Come è stato condotto lo studio
- 486 pazienti con problemi di funzione cardiaca (frazione di eiezione del ventricolo sinistro ≤ 40%) sono stati inclusi.
- Tutti avevano ricevuto un ICD per tachicardia o fibrillazione ventricolare, o avevano avuto un intervento dell'ICD nel mese precedente.

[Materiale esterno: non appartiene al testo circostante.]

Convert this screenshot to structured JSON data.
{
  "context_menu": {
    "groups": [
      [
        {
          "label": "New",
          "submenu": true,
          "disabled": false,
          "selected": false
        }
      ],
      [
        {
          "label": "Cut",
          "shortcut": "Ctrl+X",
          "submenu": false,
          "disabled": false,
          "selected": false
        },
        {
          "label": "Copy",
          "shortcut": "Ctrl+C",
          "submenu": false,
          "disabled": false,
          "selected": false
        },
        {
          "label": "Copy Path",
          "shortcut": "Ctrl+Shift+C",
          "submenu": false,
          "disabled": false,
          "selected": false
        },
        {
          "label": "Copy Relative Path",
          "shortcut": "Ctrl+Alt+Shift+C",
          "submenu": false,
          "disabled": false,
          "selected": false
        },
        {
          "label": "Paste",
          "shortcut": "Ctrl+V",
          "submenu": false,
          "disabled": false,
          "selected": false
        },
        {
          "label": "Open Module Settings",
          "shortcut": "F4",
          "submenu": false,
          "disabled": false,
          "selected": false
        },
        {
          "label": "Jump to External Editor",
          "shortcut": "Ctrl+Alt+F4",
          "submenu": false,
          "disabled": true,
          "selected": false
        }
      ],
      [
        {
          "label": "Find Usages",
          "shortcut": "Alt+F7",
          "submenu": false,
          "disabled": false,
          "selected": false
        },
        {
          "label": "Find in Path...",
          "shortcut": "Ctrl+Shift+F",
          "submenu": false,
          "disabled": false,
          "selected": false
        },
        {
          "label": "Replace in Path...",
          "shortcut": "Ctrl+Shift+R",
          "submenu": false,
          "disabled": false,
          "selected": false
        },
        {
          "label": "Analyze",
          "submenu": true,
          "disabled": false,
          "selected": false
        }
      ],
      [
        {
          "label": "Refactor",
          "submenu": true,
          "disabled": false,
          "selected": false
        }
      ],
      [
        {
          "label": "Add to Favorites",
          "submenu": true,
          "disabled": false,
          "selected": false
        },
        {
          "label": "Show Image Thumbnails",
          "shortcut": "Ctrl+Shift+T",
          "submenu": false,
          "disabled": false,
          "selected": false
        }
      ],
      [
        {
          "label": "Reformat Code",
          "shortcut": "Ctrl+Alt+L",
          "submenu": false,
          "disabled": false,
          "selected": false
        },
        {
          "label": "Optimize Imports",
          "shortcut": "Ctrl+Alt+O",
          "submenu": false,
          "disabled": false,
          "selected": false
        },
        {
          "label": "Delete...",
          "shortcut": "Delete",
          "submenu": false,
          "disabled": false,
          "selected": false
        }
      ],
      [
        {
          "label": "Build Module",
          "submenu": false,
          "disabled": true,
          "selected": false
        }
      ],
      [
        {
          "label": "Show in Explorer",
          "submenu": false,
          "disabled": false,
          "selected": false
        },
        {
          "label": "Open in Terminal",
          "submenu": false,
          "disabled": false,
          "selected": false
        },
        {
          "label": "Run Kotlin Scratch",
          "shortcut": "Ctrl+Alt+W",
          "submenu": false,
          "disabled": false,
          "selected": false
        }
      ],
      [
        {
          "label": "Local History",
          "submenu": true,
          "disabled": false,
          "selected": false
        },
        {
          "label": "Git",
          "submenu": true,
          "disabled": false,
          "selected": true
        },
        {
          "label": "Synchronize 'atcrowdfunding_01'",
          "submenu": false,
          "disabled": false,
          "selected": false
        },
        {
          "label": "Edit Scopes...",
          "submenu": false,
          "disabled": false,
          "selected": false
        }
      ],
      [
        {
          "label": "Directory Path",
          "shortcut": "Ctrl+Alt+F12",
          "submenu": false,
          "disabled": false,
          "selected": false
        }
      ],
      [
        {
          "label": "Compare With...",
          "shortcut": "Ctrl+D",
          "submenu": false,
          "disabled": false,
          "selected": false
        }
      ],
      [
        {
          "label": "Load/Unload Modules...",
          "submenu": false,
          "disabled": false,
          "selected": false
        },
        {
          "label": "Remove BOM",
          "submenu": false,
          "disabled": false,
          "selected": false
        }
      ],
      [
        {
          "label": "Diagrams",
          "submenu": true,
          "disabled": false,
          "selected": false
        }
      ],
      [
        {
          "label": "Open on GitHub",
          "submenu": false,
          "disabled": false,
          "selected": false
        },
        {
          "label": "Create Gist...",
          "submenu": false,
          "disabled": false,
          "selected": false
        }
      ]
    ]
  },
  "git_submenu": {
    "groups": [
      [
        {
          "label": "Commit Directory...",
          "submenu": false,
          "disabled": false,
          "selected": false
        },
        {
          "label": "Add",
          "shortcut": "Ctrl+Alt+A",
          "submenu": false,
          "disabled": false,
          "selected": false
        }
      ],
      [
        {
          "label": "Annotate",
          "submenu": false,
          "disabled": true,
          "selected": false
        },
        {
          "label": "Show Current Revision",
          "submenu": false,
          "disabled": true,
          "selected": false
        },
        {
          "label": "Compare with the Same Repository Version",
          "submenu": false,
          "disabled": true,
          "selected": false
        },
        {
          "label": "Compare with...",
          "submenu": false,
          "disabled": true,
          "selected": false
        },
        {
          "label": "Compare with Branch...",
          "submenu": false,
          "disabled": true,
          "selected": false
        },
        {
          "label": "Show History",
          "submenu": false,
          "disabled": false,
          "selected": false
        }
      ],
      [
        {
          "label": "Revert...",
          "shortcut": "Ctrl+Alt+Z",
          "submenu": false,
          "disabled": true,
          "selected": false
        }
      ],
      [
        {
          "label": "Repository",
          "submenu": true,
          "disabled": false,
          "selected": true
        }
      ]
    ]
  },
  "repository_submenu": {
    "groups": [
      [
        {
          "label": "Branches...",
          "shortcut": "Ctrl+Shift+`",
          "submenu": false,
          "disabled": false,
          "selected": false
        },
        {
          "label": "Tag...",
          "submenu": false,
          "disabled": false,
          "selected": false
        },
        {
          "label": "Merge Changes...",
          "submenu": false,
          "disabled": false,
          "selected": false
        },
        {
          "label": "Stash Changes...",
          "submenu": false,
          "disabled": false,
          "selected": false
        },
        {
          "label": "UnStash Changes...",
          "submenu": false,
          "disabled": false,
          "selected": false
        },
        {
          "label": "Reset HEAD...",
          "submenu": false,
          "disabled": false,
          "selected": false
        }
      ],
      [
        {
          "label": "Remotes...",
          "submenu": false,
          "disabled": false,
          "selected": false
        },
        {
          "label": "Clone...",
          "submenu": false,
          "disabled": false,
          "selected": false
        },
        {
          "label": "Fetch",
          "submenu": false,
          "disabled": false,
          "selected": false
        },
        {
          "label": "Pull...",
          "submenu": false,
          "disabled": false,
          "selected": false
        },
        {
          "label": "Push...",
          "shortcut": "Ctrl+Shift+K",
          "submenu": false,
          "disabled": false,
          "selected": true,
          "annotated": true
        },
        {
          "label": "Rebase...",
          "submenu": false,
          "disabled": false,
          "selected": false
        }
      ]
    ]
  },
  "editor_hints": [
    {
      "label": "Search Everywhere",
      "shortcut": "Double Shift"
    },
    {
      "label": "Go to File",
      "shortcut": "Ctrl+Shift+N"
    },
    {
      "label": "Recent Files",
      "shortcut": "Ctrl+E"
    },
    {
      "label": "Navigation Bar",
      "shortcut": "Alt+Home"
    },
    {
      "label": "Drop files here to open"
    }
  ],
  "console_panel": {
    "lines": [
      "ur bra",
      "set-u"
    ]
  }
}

- I pazienti sono stati divisi in gruppi che hanno ricevuto diverse dosi di celivarone (50, 100 o 300 mg al giorno) oppure un placebo (farmaco inattivo).
- Un altro gruppo ha ricevuto amiodarone, un farmaco già usato per queste aritmie, per confronto.
- Lo studio è stato condotto in modo "doppio cieco", cioè né i pazienti né i medici sapevano chi riceveva il farmaco vero o il placebo.
- La durata media del trattamento è stata di 9 mesi.
Risultati principali
- La percentuale di pazienti che hanno subito un intervento dell'ICD o sono morti improvvisamente è stata del 61,5% nel gruppo placebo.
- Nei gruppi con celivarone, le percentuali sono state: 67,0% (50 mg), 58,8% (100 mg) e 54,9% (300 mg).
- Nel gruppo amiodarone, la percentuale è stata più bassa, 45,3%.
- Le differenze tra celivarone e placebo non sono risultate statisticamente significative, cioè non si può dire con certezza che il celivarone abbia migliorato i risultati rispetto al placebo.
- Il celivarone ha mostrato un profilo di sicurezza accettabile, senza effetti collaterali gravi evidenti.
Cosa significa tutto questo
Il celivarone, pur essendo un farmaco promettente, non ha dimostrato di essere efficace nel prevenire gli interventi del defibrillatore o la morte improvvisa in questi pazienti. Tuttavia, il fatto che sia risultato sicuro è un dato positivo per eventuali studi futuri.
In conclusione
Lo studio ALPHEE ha mostrato che il celivarone non è efficace nel ridurre gli eventi gravi in pazienti con aritmie ventricolari e defibrillatore impiantabile. Nonostante ciò, il farmaco è risultato sicuro e ben tollerato. Questi risultati indicano la necessità di continuare la ricerca per trovare trattamenti più efficaci per queste condizioni.